Guerra corporativa x 20
Por Silvia Ribeiro* | 20 May 2014 | Biodiversidad 80 / 2014-2
No había transgénicos
plantados comercialmente en ningún país. Monsanto no estaba entre las mayores
semilleras. No existía la Organización Mundial de Comercio, ningún país del
mundo estaba obligado a establecer leyes de propiedad intelectual sobre seres
vivos, ningún país latinoamericano era miembro de la Unión Internacional
de Protección de Nuevas Variedades Vegetales (UPOV) ni había en todo el
continente “leyes Monsanto”, ni de “bioseguridad”.
Todo esto ocurría
apenas en septiembre de 1994, cuando publicamos el primer número de la revista Biodiversidad, por la necesidad de compartir
información, experiencias, ideas, de cuidar y afirmar la diversidad de la
semillas y la trama que las sostiene y alimenta: la vida campesina y las
comunidades locales.
En 1991, Larry Summers, entonces economista en jefe del
Banco Mundial, había anunciado la guerra proponiendo “incentivar la migración
de las industrias sucias a los países subdesarrollados”, argumentando que la
muerte por toxicidad en esos países era más barata, que esos países estaban
sub-contaminados y que de todos modos la gente moría antes de llegar a edad
suficiente para morir de cáncer por contaminación.
Las propuestas de
Summers causaron escándalo, pero no dejaron de aplicarse masivamente.
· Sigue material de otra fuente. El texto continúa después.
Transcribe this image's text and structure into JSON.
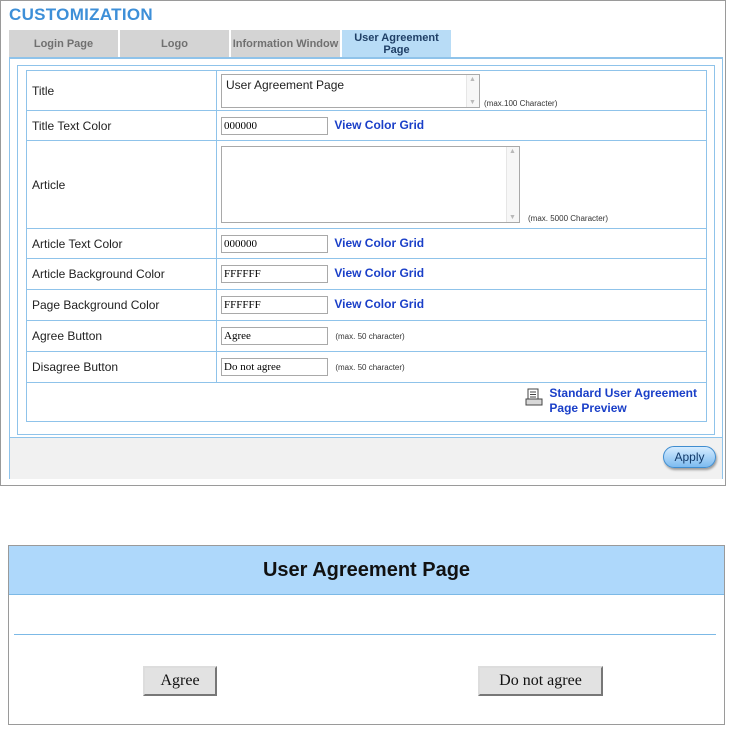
{
  "header": {
    "title": "CUSTOMIZATION"
  },
  "tabs": [
    {
      "label": "Login Page",
      "active": false
    },
    {
      "label": "Logo",
      "active": false
    },
    {
      "label": "Information Window",
      "active": false
    },
    {
      "label": "User Agreement Page",
      "active": true
    }
  ],
  "form": {
    "title": {
      "label": "Title",
      "value": "User Agreement Page",
      "hint": "(max.100 Character)"
    },
    "title_text_color": {
      "label": "Title Text Color",
      "value": "000000",
      "link": "View Color Grid"
    },
    "article": {
      "label": "Article",
      "value": "",
      "hint": "(max. 5000 Character)"
    },
    "article_text_color": {
      "label": "Article Text Color",
      "value": "000000",
      "link": "View Color Grid"
    },
    "article_bg_color": {
      "label": "Article Background Color",
      "value": "FFFFFF",
      "link": "View Color Grid"
    },
    "page_bg_color": {
      "label": "Page Background Color",
      "value": "FFFFFF",
      "link": "View Color Grid"
    },
    "agree_button": {
      "label": "Agree Button",
      "value": "Agree",
      "hint": "(max. 50 character)"
    },
    "disagree_button": {
      "label": "Disagree Button",
      "value": "Do not agree",
      "hint": "(max. 50 character)"
    },
    "preview_link": {
      "line1": "Standard User Agreement",
      "line2": "Page Preview",
      "icon": "document-icon"
    }
  },
  "footer": {
    "apply_label": "Apply"
  },
  "preview": {
    "title": "User Agreement Page",
    "agree_label": "Agree",
    "disagree_label": "Do not agree"
  },
  "colors": {
    "heading": "#3d8fd8",
    "accent_border": "#8fc3ea",
    "active_tab": "#b8dcf6",
    "link": "#1a3fc8",
    "preview_title_bg": "#aed8fb"
  }
}
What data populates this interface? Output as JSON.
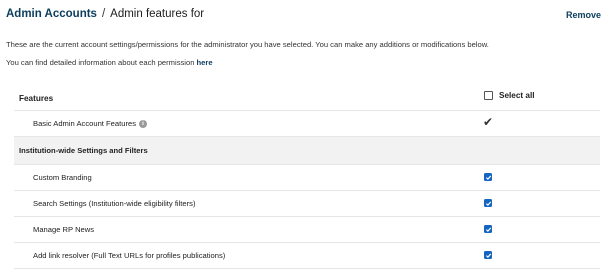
{
  "breadcrumb": {
    "parent": "Admin Accounts",
    "separator": "/",
    "current": "Admin features for"
  },
  "actions": {
    "remove": "Remove"
  },
  "intro": {
    "line1": "These are the current account settings/permissions for the administrator you have selected. You can make any additions or modifications below.",
    "line2_prefix": "You can find detailed information about each permission",
    "line2_link": "here"
  },
  "table": {
    "header_label": "Features",
    "select_all_label": "Select all",
    "select_all_checked": false,
    "rows": [
      {
        "label": "Basic Admin Account Features",
        "type": "fixed",
        "has_info": true,
        "mark": "✔"
      },
      {
        "label": "Institution-wide Settings and Filters",
        "type": "section"
      },
      {
        "label": "Custom Branding",
        "type": "checkbox",
        "checked": true
      },
      {
        "label": "Search Settings (Institution-wide eligibility filters)",
        "type": "checkbox",
        "checked": true
      },
      {
        "label": "Manage RP News",
        "type": "checkbox",
        "checked": true
      },
      {
        "label": "Add link resolver (Full Text URLs for profiles publications)",
        "type": "checkbox",
        "checked": true
      }
    ]
  },
  "colors": {
    "link": "#0b3d5c",
    "checkbox_fill": "#1565c0",
    "section_bg": "#f2f2f2"
  }
}
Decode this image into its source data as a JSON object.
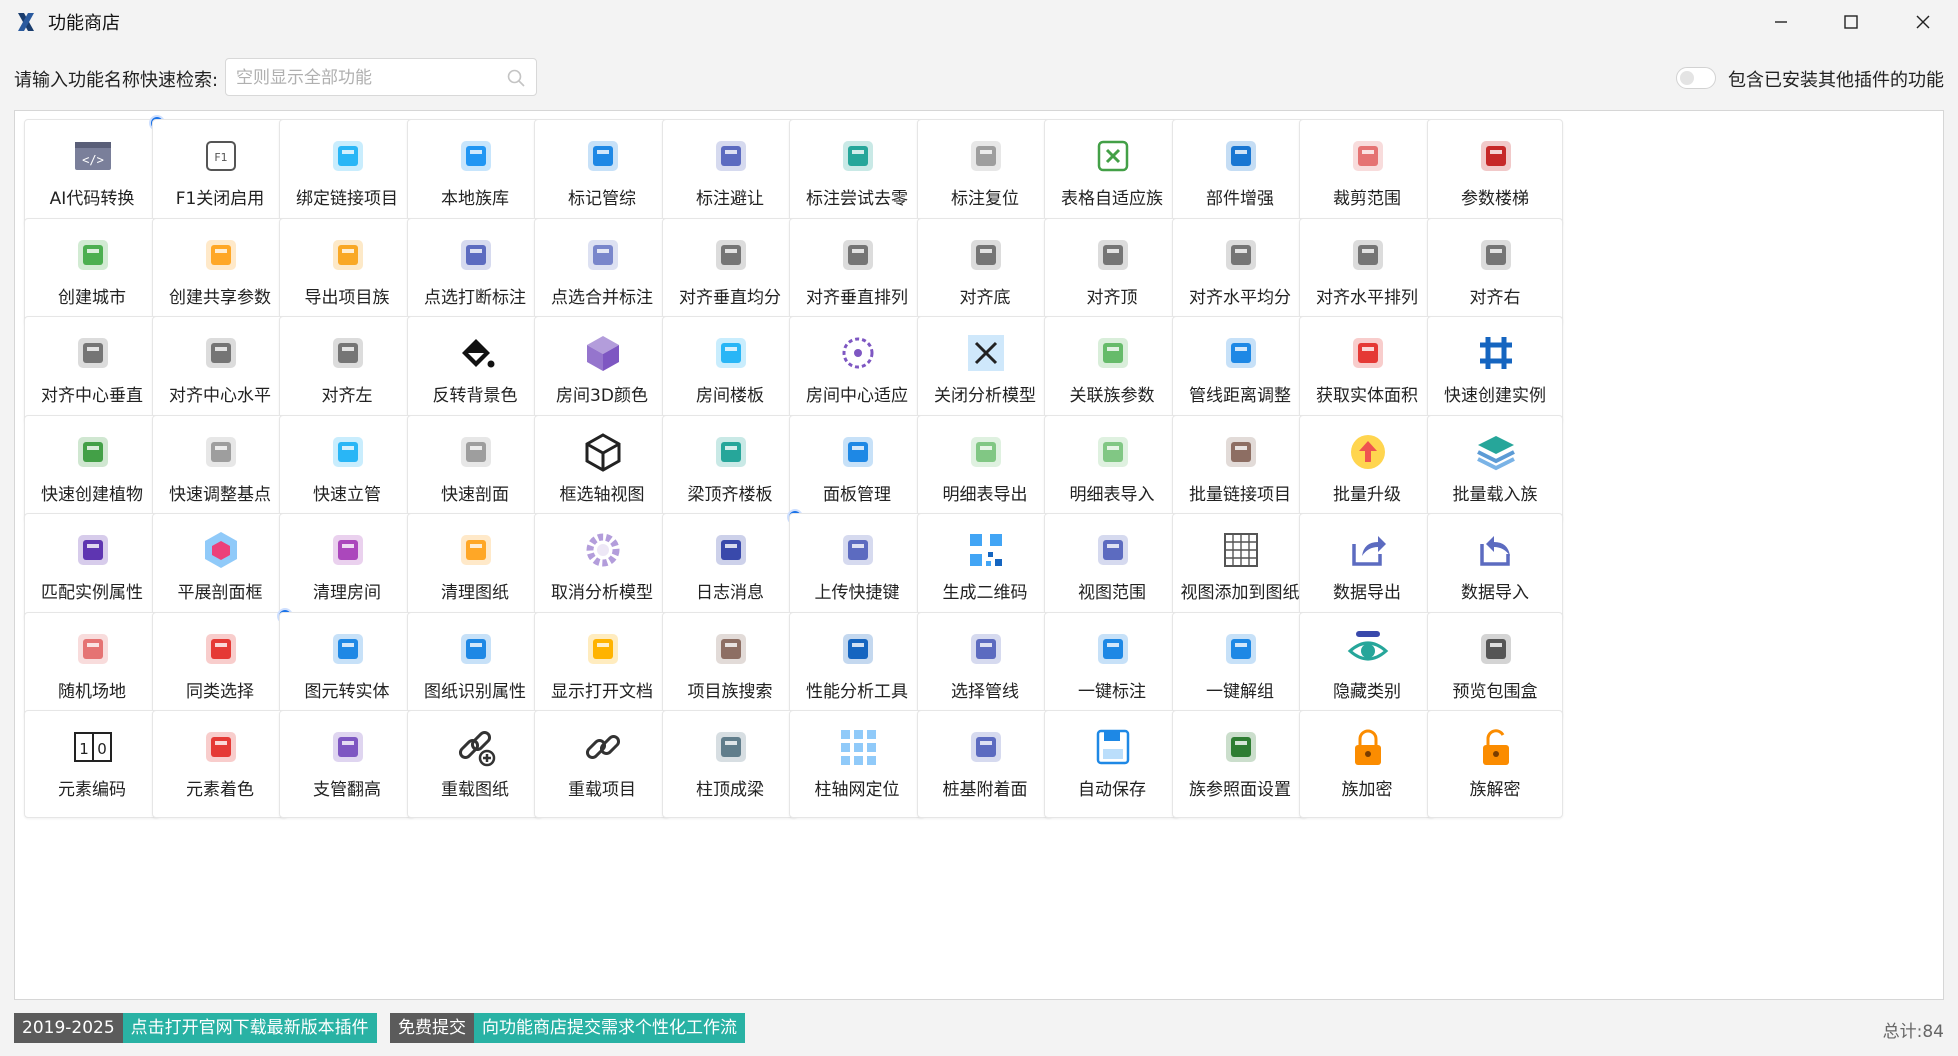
{
  "window": {
    "title": "功能商店"
  },
  "search": {
    "label": "请输入功能名称快速检索:",
    "placeholder": "空则显示全部功能",
    "value": ""
  },
  "toggle": {
    "label": "包含已安装其他插件的功能",
    "on": false
  },
  "tiles": [
    {
      "label": "AI代码转换",
      "icon": "code-icon",
      "color": "#7a7f9a",
      "dot": true
    },
    {
      "label": "F1关闭启用",
      "icon": "f1-key-icon",
      "color": "#555555"
    },
    {
      "label": "绑定链接项目",
      "icon": "link-blocks-icon",
      "color": "#29b6f6"
    },
    {
      "label": "本地族库",
      "icon": "database-icon",
      "color": "#2196f3"
    },
    {
      "label": "标记管综",
      "icon": "list-icon",
      "color": "#1e88e5"
    },
    {
      "label": "标注避让",
      "icon": "dimension-line-icon",
      "color": "#5c6bc0"
    },
    {
      "label": "标注尝试去零",
      "icon": "wave-icon",
      "color": "#26a69a"
    },
    {
      "label": "标注复位",
      "icon": "ruler-diagonal-icon",
      "color": "#9e9e9e"
    },
    {
      "label": "表格自适应族",
      "icon": "excel-x-icon",
      "color": "#43a047"
    },
    {
      "label": "部件增强",
      "icon": "box-icon",
      "color": "#1976d2"
    },
    {
      "label": "裁剪范围",
      "icon": "crop-scissors-icon",
      "color": "#e57373"
    },
    {
      "label": "参数楼梯",
      "icon": "stairs-icon",
      "color": "#c62828"
    },
    {
      "label": "创建城市",
      "icon": "map-icon",
      "color": "#4caf50"
    },
    {
      "label": "创建共享参数",
      "icon": "form-pencil-icon",
      "color": "#ffa726"
    },
    {
      "label": "导出项目族",
      "icon": "box-export-icon",
      "color": "#f9a825"
    },
    {
      "label": "点选打断标注",
      "icon": "break-line-icon",
      "color": "#5c6bc0"
    },
    {
      "label": "点选合并标注",
      "icon": "merge-line-icon",
      "color": "#7986cb"
    },
    {
      "label": "对齐垂直均分",
      "icon": "align-v-distribute-icon",
      "color": "#757575"
    },
    {
      "label": "对齐垂直排列",
      "icon": "align-v-arrange-icon",
      "color": "#757575"
    },
    {
      "label": "对齐底",
      "icon": "align-bottom-icon",
      "color": "#757575"
    },
    {
      "label": "对齐顶",
      "icon": "align-top-icon",
      "color": "#757575"
    },
    {
      "label": "对齐水平均分",
      "icon": "align-h-distribute-icon",
      "color": "#757575"
    },
    {
      "label": "对齐水平排列",
      "icon": "align-h-arrange-icon",
      "color": "#757575"
    },
    {
      "label": "对齐右",
      "icon": "align-right-icon",
      "color": "#757575"
    },
    {
      "label": "对齐中心垂直",
      "icon": "align-center-v-icon",
      "color": "#757575"
    },
    {
      "label": "对齐中心水平",
      "icon": "align-center-h-icon",
      "color": "#757575"
    },
    {
      "label": "对齐左",
      "icon": "align-left-icon",
      "color": "#757575"
    },
    {
      "label": "反转背景色",
      "icon": "paint-bucket-icon",
      "color": "#111111"
    },
    {
      "label": "房间3D颜色",
      "icon": "cube-3d-icon",
      "color": "#9575cd"
    },
    {
      "label": "房间楼板",
      "icon": "floor-plan-icon",
      "color": "#29b6f6"
    },
    {
      "label": "房间中心适应",
      "icon": "target-circle-icon",
      "color": "#7e57c2"
    },
    {
      "label": "关闭分析模型",
      "icon": "close-x-icon",
      "color": "#1565c0"
    },
    {
      "label": "关联族参数",
      "icon": "calculator-icon",
      "color": "#66bb6a"
    },
    {
      "label": "管线距离调整",
      "icon": "distance-arrow-icon",
      "color": "#1e88e5"
    },
    {
      "label": "获取实体面积",
      "icon": "area-hatch-icon",
      "color": "#e53935"
    },
    {
      "label": "快速创建实例",
      "icon": "grid-hash-icon",
      "color": "#1565c0"
    },
    {
      "label": "快速创建植物",
      "icon": "plant-icon",
      "color": "#43a047"
    },
    {
      "label": "快速调整基点",
      "icon": "axis-tripod-icon",
      "color": "#9e9e9e"
    },
    {
      "label": "快速立管",
      "icon": "pipe-icon",
      "color": "#29b6f6"
    },
    {
      "label": "快速剖面",
      "icon": "section-frame-icon",
      "color": "#9e9e9e"
    },
    {
      "label": "框选轴视图",
      "icon": "cube-outline-icon",
      "color": "#222222"
    },
    {
      "label": "梁顶齐楼板",
      "icon": "beam-align-icon",
      "color": "#26a69a"
    },
    {
      "label": "面板管理",
      "icon": "panel-manage-icon",
      "color": "#1e88e5"
    },
    {
      "label": "明细表导出",
      "icon": "excel-export-icon",
      "color": "#81c784"
    },
    {
      "label": "明细表导入",
      "icon": "excel-import-icon",
      "color": "#81c784"
    },
    {
      "label": "批量链接项目",
      "icon": "link-badge-icon",
      "color": "#8d6e63"
    },
    {
      "label": "批量升级",
      "icon": "upgrade-arrow-icon",
      "color": "#ef5350"
    },
    {
      "label": "批量载入族",
      "icon": "layers-icon",
      "color": "#26a69a"
    },
    {
      "label": "匹配实例属性",
      "icon": "brush-icon",
      "color": "#5e35b1"
    },
    {
      "label": "平展剖面框",
      "icon": "hex-box-icon",
      "color": "#ec407a"
    },
    {
      "label": "清理房间",
      "icon": "flask-icon",
      "color": "#ab47bc"
    },
    {
      "label": "清理图纸",
      "icon": "broom-icon",
      "color": "#ffa726"
    },
    {
      "label": "取消分析模型",
      "icon": "gear-icon",
      "color": "#b39ddb"
    },
    {
      "label": "日志消息",
      "icon": "log-file-icon",
      "color": "#3949ab",
      "dot": true
    },
    {
      "label": "上传快捷键",
      "icon": "keyboard-icon",
      "color": "#5c6bc0"
    },
    {
      "label": "生成二维码",
      "icon": "qr-code-icon",
      "color": "#42a5f5"
    },
    {
      "label": "视图范围",
      "icon": "view-scissors-icon",
      "color": "#5c6bc0"
    },
    {
      "label": "视图添加到图纸",
      "icon": "sheet-grid-icon",
      "color": "#555555"
    },
    {
      "label": "数据导出",
      "icon": "share-out-icon",
      "color": "#5c6bc0"
    },
    {
      "label": "数据导入",
      "icon": "share-in-icon",
      "color": "#5c6bc0"
    },
    {
      "label": "随机场地",
      "icon": "terrain-icon",
      "color": "#e57373"
    },
    {
      "label": "同类选择",
      "icon": "shapes-icon",
      "color": "#e53935",
      "dot": true
    },
    {
      "label": "图元转实体",
      "icon": "overlap-circles-icon",
      "color": "#1e88e5"
    },
    {
      "label": "图纸识别属性",
      "icon": "sheet-add-icon",
      "color": "#1e88e5"
    },
    {
      "label": "显示打开文档",
      "icon": "document-circle-icon",
      "color": "#ffb300"
    },
    {
      "label": "项目族搜索",
      "icon": "search-tag-icon",
      "color": "#8d6e63"
    },
    {
      "label": "性能分析工具",
      "icon": "file-search-icon",
      "color": "#1565c0"
    },
    {
      "label": "选择管线",
      "icon": "dashed-select-icon",
      "color": "#5c6bc0"
    },
    {
      "label": "一键标注",
      "icon": "ruler-pencil-icon",
      "color": "#1e88e5"
    },
    {
      "label": "一键解组",
      "icon": "ungroup-icon",
      "color": "#1e88e5"
    },
    {
      "label": "隐藏类别",
      "icon": "eye-icon",
      "color": "#26a69a"
    },
    {
      "label": "预览包围盒",
      "icon": "bounding-box-icon",
      "color": "#555555"
    },
    {
      "label": "元素编码",
      "icon": "binary-icon",
      "color": "#222222"
    },
    {
      "label": "元素着色",
      "icon": "color-palette-icon",
      "color": "#e53935"
    },
    {
      "label": "支管翻高",
      "icon": "pipe-raise-icon",
      "color": "#7e57c2"
    },
    {
      "label": "重载图纸",
      "icon": "chain-add-icon",
      "color": "#333333"
    },
    {
      "label": "重载项目",
      "icon": "chain-icon",
      "color": "#333333"
    },
    {
      "label": "柱顶成梁",
      "icon": "column-beam-icon",
      "color": "#607d8b"
    },
    {
      "label": "柱轴网定位",
      "icon": "grid-dots-icon",
      "color": "#90caf9"
    },
    {
      "label": "桩基附着面",
      "icon": "knot-icon",
      "color": "#5c6bc0"
    },
    {
      "label": "自动保存",
      "icon": "save-icon",
      "color": "#1e88e5"
    },
    {
      "label": "族参照面设置",
      "icon": "triangle-ruler-icon",
      "color": "#2e7d32"
    },
    {
      "label": "族加密",
      "icon": "lock-closed-icon",
      "color": "#fb8c00"
    },
    {
      "label": "族解密",
      "icon": "lock-open-icon",
      "color": "#fb8c00"
    }
  ],
  "footer": {
    "years": "2019-2025",
    "download_link": "点击打开官网下载最新版本插件",
    "free_submit": "免费提交",
    "request_link": "向功能商店提交需求个性化工作流",
    "total": "总计:84"
  },
  "colors": {
    "accent": "#1a73e8",
    "teal": "#29b2a4",
    "dark_pill": "#5b5b5b"
  }
}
La
contaminación de las industrias transnacionales avanzó de la mano de los
programas de ajuste estructural que las apoyaron y les dieron impunidad,
“liberalizando” el comercio y forzando la apertura desleal de los mercados
nacionales. En 1995, Renato Ruggiero, director general de la recién constituida
OMC, declaró: “estamos escribiendo la Constitución del mundo”. La OMC integró
toda la agricultura a las reglas de comercio, como una mercancía más para la
ganancia, que no debía estar sujeta a trivialidades como satisfacer las
necesidades de cada país, ser base de la soberanía y las culturas. Estableció
un capítulo sobre propiedad intelectual (ADPIC), redactado por la industria
farmacéutica —por entonces fusionada con los agronegocios— que obligó a todos
los países a adoptar legislaciones que defendieran en todo el mundo los
registros, marcas y patentes de las compañías, incluyendo sobre seres vivos.
De 1990 al 2000, la
concentración corporativa se acentuó vertiginosamente, y aumentó más de 750%.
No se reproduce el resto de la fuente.